Il va falloir partir.

Arriver.

Et puis s'extasier.
Et puis parler. Acquiescer, certes. S'émouvoir, parler dans la tiédeur qui monte.


Les mains brûlantes, décrire tout ce qu'on partage. Oui, tout. Plonger dan tes yeux. Y lire tout l'amour du monde. Tout l'amour qui berce le monde depuis que nous nous sommes arrachés des eaux. J'y lirai tour à tour ton amour de femme, ton amour de mère, couverts par le tonnerre de ton rire de fille.

Emportée par l'amour, les images des passants qui glissent comme des diapositives sans un bruit.
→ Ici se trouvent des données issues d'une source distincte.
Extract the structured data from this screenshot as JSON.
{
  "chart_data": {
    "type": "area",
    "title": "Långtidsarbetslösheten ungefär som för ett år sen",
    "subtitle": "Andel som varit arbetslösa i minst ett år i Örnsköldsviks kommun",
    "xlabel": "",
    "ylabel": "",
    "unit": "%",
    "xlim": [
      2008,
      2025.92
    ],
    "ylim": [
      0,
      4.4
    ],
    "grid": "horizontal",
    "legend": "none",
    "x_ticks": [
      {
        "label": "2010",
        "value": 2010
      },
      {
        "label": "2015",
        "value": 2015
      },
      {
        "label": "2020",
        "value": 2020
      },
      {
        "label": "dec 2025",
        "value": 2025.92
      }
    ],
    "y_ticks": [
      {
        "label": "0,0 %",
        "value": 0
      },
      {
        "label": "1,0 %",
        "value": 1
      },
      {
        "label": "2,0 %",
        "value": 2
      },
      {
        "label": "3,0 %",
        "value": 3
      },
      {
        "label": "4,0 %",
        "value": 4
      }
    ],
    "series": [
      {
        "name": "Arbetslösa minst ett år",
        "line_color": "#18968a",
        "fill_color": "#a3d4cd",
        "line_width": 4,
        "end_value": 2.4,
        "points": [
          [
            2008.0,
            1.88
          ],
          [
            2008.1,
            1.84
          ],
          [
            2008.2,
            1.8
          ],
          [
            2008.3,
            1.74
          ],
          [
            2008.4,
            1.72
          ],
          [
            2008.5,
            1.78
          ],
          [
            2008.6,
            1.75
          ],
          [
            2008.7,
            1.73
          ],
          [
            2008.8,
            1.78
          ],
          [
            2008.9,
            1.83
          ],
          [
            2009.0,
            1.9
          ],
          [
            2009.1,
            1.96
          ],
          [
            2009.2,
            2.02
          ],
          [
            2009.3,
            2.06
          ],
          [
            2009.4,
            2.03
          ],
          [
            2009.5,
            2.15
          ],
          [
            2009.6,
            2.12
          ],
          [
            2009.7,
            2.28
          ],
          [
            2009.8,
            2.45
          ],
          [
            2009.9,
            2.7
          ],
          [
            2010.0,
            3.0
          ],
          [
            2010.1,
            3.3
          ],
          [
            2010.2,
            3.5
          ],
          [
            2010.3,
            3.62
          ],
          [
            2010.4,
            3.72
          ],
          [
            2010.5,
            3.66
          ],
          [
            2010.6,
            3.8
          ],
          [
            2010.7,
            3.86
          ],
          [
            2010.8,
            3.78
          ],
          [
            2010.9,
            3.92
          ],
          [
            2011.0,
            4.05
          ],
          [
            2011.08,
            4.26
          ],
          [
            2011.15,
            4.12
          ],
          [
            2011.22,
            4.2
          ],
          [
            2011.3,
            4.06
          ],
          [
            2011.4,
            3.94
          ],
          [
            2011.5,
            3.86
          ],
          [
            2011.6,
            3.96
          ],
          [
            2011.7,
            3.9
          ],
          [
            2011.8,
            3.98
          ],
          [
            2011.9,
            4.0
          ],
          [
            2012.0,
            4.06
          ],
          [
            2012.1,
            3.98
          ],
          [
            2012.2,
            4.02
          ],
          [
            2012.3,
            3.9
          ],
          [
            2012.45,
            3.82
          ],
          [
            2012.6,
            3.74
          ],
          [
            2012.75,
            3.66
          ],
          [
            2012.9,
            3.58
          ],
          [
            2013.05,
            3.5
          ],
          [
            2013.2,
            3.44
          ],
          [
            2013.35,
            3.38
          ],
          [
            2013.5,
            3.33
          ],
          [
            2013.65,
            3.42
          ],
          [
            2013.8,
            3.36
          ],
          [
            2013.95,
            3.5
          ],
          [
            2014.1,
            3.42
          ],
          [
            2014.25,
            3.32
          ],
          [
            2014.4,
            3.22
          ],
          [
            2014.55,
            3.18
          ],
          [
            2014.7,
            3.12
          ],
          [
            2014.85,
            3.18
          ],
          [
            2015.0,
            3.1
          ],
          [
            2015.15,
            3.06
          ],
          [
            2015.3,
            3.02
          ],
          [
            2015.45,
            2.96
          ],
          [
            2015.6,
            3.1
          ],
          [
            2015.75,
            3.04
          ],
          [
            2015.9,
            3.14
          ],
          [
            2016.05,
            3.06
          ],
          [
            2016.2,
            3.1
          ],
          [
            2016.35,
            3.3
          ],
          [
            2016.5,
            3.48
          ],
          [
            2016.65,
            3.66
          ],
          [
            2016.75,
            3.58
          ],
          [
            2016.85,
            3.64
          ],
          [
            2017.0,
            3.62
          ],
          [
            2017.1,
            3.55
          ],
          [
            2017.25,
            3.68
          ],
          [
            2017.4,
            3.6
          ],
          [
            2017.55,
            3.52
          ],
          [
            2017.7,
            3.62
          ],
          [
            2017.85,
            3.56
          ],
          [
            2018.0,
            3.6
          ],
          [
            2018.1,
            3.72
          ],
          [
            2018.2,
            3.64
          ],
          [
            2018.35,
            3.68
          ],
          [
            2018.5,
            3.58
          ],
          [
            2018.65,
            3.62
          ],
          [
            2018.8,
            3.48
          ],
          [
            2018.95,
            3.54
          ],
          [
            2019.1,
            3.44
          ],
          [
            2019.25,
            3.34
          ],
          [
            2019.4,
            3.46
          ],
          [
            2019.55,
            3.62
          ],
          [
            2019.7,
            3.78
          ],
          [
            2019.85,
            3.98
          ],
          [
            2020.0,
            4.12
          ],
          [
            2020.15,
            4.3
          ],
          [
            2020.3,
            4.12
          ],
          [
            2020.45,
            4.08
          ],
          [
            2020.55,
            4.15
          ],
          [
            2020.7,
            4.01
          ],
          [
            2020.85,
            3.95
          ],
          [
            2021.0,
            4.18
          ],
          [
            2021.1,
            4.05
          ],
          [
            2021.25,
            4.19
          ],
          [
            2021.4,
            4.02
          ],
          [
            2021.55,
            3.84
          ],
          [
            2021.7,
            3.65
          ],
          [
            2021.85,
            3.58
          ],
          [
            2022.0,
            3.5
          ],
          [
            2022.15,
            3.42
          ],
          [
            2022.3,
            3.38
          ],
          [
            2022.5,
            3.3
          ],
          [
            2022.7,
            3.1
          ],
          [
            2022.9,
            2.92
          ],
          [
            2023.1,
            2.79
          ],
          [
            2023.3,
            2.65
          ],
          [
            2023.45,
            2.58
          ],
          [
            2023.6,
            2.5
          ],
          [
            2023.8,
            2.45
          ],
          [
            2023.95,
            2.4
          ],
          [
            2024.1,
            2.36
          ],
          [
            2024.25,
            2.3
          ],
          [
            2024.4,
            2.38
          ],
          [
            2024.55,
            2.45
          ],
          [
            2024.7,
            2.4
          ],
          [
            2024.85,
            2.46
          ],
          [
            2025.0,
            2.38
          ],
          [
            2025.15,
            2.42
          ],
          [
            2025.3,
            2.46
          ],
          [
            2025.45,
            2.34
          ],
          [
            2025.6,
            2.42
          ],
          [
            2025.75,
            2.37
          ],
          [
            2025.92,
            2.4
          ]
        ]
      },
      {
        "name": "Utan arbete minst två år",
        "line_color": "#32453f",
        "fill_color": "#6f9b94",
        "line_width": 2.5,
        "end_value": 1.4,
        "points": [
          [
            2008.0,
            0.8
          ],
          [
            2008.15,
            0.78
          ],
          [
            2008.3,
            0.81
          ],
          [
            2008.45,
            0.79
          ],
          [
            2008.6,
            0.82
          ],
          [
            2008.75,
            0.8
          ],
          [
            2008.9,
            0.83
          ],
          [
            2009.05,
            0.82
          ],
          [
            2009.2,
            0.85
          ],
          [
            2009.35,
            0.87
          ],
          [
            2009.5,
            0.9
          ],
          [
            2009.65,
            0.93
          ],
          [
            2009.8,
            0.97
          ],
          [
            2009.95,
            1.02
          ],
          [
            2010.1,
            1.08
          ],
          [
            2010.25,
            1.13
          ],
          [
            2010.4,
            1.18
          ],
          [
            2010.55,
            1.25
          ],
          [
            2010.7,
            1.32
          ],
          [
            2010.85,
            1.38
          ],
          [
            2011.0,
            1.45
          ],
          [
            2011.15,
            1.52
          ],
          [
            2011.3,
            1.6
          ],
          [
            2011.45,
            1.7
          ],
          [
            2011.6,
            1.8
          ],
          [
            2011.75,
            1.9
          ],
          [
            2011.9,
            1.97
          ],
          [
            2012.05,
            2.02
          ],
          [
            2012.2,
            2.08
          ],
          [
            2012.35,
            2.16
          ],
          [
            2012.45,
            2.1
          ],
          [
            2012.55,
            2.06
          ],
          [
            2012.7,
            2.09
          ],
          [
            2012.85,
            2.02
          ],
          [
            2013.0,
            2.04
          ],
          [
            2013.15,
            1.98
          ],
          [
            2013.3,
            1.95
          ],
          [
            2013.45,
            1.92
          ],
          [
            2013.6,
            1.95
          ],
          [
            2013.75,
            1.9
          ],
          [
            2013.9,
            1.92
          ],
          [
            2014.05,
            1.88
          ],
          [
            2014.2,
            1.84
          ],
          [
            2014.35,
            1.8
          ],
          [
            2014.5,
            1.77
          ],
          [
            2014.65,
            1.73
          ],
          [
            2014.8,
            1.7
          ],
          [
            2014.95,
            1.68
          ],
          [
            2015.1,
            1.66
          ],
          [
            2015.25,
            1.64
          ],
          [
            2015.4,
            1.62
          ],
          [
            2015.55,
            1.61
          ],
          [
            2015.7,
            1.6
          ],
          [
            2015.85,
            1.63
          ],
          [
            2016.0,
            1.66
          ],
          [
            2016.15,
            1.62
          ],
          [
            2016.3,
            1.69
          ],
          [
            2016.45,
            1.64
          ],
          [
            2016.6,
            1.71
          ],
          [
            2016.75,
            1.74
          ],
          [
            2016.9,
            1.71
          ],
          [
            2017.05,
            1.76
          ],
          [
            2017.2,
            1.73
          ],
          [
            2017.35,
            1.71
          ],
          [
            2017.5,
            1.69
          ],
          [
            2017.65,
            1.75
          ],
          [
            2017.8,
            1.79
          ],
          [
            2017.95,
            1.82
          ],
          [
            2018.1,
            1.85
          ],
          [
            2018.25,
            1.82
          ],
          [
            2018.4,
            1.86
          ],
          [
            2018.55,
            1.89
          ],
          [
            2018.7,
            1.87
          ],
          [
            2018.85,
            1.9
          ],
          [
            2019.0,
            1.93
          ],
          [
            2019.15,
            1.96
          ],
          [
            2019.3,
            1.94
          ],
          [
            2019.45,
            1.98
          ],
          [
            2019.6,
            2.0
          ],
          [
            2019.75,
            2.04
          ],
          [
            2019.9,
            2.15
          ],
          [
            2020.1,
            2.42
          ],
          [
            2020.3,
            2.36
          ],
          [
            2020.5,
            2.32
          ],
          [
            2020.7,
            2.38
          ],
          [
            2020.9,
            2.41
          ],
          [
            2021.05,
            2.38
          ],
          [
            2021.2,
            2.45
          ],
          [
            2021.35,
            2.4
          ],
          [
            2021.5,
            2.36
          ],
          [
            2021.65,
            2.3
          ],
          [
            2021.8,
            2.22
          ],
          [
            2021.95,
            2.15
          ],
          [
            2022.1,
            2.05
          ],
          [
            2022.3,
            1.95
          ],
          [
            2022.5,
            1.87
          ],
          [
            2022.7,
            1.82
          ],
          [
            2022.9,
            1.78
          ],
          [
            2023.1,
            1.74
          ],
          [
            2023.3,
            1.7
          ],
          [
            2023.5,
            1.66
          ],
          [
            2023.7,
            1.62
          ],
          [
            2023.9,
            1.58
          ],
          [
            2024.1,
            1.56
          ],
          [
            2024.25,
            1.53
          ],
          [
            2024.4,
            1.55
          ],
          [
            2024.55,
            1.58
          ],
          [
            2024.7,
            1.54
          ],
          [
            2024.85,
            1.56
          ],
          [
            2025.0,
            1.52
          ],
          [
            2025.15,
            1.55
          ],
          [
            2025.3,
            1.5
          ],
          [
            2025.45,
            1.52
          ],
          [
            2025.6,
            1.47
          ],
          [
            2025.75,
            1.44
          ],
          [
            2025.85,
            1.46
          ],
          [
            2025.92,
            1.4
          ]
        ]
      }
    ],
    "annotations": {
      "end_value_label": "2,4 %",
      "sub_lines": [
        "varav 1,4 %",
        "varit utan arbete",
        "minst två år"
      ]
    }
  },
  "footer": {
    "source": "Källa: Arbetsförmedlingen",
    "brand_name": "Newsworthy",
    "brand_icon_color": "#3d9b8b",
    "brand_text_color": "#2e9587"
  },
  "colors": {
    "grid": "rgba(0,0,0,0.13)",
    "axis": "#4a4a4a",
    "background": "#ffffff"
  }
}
Le vertige qui monte et le cœur qui tape. Le manège de l'amour. Tes yeux dans lesquels je serai noyée, engluée, sur lesquels je voudrais poser le silence, le manège, trop lourd à arrêter... Les opinions, les sujets, les phrases, comme des dominos, tes yeux, tes lèvres...
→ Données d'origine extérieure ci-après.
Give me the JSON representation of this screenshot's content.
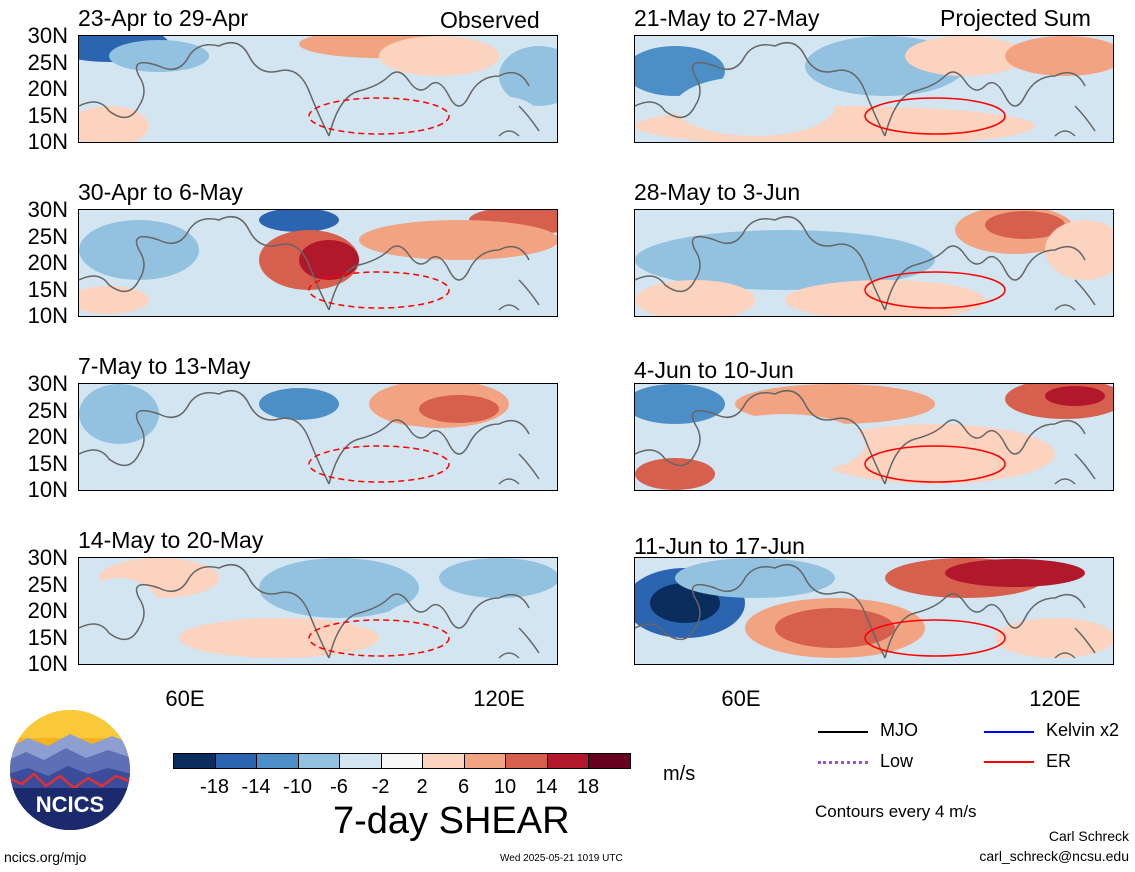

Dans ces vagues, je tenterai de me débattre, de placer des répliques. Je sentirai tout autour le monde se dérouler. Je sentirai leurs regards glisser sur nous. Respecter notre couple, qui joue sa partition, même si... Parce que l'amour est infiniment respectable, et généralement respecté.

Il faudra parler de choix de place, de tickets, mais tout cela sont des détails, l'essentiel est ailleurs.


Emportées par la déhiscence, nous nous découvrirons... Comme nos constellations se plaquent, point à point, là-haut...


Au plus brûlant de cette fièvre, nos mains s'étreindront, nos lèvres se chercheront. Nos corps voudront savoir pourquoi nous les avons amenés là.

Et puis, comme on se soulage par un soupir, nos vibrations redescendront, rattrapées par la pendule. Il nous faudra remballer nos petites affaires, se souhaiter de belles choses, préparer les prochaines fois...


Il faudra se déprendre, tenter de retrouver la raison, régler les affaires courantes avec les garçons de café, parce qu'ils quittent leur service, mais sinon, nous auraient laissés roucouler jusqu'au coup de balai final...


Et puis il faudra s'éloigner, tenter de s'apercevoir une dernière fois pour agiter la main, s'envoyer des baisers...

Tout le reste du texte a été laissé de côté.